Another limitation to our stated purpose of assessing the natural history of scaphoid malunion is that many of the studies also included scaphoid nonunions, which were surgically treated, but ultimately healed with a humpback deformity. Sequalae of scaphoid nonunion advanced collapse arthritis (depending on the chronicity of the nonunion), soft tissue damage, vascular impairment, and residual scar after surgical procedure may all serve as confounders in an attempt to attribute less favorable results exclusively to the residual deformity.

The lack of standardized outcome measurements and consistent follow-up imaging are further limitations to our study.
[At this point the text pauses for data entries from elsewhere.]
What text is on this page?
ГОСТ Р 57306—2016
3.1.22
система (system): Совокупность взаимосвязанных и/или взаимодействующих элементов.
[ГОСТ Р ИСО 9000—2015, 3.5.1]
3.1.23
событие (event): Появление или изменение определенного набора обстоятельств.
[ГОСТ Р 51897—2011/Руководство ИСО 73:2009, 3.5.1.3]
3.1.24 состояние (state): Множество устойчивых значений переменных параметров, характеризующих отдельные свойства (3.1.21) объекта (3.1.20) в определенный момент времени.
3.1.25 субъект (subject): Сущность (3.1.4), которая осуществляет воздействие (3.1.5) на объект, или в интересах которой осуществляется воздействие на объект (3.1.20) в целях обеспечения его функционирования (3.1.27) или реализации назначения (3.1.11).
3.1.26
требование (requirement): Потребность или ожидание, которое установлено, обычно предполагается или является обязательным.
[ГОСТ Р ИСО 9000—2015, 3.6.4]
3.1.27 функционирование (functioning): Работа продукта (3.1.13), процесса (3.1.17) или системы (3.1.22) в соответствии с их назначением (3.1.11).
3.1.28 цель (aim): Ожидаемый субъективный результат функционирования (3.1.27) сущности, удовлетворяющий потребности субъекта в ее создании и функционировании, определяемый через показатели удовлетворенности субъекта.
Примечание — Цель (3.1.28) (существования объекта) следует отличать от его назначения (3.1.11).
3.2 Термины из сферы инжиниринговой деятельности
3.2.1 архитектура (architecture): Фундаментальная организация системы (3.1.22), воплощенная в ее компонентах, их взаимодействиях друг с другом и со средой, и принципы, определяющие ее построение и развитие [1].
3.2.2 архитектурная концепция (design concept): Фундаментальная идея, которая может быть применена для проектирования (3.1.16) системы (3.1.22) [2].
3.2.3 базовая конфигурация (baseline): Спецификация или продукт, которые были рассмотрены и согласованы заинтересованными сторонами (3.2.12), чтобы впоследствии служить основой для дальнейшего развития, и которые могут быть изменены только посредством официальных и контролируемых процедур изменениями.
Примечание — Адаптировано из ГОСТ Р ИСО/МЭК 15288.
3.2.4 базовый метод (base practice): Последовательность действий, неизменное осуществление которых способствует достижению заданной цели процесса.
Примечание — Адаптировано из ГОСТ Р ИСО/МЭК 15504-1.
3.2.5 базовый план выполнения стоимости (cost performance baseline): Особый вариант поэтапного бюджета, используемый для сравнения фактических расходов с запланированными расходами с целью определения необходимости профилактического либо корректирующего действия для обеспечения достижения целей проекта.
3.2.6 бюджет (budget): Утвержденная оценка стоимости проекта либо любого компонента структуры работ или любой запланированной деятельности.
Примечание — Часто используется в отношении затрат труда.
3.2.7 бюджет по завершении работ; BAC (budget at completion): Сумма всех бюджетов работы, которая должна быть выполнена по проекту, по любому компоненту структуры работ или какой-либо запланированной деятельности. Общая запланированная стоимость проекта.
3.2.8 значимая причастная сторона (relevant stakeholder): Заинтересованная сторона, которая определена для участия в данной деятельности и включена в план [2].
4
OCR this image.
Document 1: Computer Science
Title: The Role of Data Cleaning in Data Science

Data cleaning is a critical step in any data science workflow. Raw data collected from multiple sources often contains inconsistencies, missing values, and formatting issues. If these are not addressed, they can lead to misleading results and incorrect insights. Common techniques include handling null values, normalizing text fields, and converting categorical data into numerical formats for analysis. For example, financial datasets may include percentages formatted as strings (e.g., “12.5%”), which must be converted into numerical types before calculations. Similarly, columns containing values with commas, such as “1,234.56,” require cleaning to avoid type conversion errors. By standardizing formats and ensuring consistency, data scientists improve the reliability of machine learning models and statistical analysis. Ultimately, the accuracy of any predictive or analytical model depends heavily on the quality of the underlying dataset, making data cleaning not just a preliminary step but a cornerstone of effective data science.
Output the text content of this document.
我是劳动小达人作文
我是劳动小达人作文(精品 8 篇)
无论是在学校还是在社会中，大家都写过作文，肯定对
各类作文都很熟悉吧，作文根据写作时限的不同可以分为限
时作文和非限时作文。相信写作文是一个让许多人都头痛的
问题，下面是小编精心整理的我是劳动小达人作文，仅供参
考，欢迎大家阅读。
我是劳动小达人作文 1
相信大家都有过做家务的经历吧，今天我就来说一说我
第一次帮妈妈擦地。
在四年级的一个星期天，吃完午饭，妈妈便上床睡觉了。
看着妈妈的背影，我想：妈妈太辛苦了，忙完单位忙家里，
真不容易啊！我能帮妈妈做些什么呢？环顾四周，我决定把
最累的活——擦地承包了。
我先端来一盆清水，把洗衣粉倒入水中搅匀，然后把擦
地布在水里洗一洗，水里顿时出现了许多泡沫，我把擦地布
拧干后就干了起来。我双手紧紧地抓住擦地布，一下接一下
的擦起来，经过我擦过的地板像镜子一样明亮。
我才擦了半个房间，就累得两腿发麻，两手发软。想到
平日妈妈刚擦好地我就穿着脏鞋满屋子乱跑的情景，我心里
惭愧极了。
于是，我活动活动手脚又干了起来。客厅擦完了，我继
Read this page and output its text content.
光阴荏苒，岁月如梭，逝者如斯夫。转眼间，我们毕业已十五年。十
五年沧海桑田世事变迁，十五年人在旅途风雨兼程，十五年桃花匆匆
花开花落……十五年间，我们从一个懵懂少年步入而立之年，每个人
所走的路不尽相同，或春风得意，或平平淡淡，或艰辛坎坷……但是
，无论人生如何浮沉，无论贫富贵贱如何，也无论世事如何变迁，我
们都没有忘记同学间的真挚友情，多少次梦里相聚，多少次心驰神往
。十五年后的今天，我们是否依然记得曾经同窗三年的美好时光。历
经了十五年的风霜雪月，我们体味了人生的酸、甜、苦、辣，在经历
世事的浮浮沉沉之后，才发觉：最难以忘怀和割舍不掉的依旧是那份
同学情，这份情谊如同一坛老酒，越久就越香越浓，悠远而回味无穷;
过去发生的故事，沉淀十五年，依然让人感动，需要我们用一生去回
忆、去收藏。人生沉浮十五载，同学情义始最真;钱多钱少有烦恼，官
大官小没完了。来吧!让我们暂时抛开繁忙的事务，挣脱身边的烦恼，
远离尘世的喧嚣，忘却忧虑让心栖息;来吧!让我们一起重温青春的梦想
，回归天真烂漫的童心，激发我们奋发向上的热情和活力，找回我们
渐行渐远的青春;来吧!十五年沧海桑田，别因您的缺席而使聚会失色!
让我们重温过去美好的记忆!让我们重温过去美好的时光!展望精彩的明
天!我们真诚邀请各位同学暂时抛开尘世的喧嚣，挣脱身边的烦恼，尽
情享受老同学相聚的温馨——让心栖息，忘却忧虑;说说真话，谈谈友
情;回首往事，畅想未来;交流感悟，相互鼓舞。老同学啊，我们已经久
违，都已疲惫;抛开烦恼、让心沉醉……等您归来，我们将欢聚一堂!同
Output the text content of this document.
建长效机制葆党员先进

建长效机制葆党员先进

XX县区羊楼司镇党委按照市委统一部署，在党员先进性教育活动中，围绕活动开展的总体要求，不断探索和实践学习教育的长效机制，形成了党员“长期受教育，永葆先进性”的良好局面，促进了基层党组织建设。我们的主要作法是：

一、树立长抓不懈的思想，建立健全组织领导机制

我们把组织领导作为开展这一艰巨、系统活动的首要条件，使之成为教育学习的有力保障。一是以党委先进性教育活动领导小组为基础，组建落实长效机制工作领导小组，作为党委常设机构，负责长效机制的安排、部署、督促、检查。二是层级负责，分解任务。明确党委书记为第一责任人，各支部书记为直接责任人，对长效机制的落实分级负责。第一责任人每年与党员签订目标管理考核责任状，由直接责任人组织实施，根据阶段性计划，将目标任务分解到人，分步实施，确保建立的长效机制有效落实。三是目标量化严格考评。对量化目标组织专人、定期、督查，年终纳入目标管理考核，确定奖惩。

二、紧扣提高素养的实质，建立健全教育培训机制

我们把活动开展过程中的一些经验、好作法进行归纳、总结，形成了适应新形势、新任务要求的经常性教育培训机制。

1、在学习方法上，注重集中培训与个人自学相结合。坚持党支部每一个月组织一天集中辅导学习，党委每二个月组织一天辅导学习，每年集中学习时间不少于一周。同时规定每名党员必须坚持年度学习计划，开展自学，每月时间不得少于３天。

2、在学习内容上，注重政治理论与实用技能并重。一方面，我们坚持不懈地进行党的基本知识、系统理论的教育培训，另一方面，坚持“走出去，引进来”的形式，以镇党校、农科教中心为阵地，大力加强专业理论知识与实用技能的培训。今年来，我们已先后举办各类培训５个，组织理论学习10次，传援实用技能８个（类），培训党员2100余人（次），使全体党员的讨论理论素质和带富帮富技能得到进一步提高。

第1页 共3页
Based on current literature, a malunited scaphoid does seem to associate with a higher likelihood of posttraumatic arthritis; however, the true incidence and clinical implications of malunion are uncertain. Influenced by scanning plane, position of the wrist, subjective selection of the most central sagittal slide, and manual measurement of length and height on the chosen CT slide, assessing scaphoid deformity is fraught with pitfalls. Given the above, consensus on the definition of a malunion should be reached and measurement techniques should be standardized and improved. Future studies should concentrate on clinical and radiological outcomes following primary scaphoid malunions.

Until then, the true impact of malunion will remain unclear and debatable.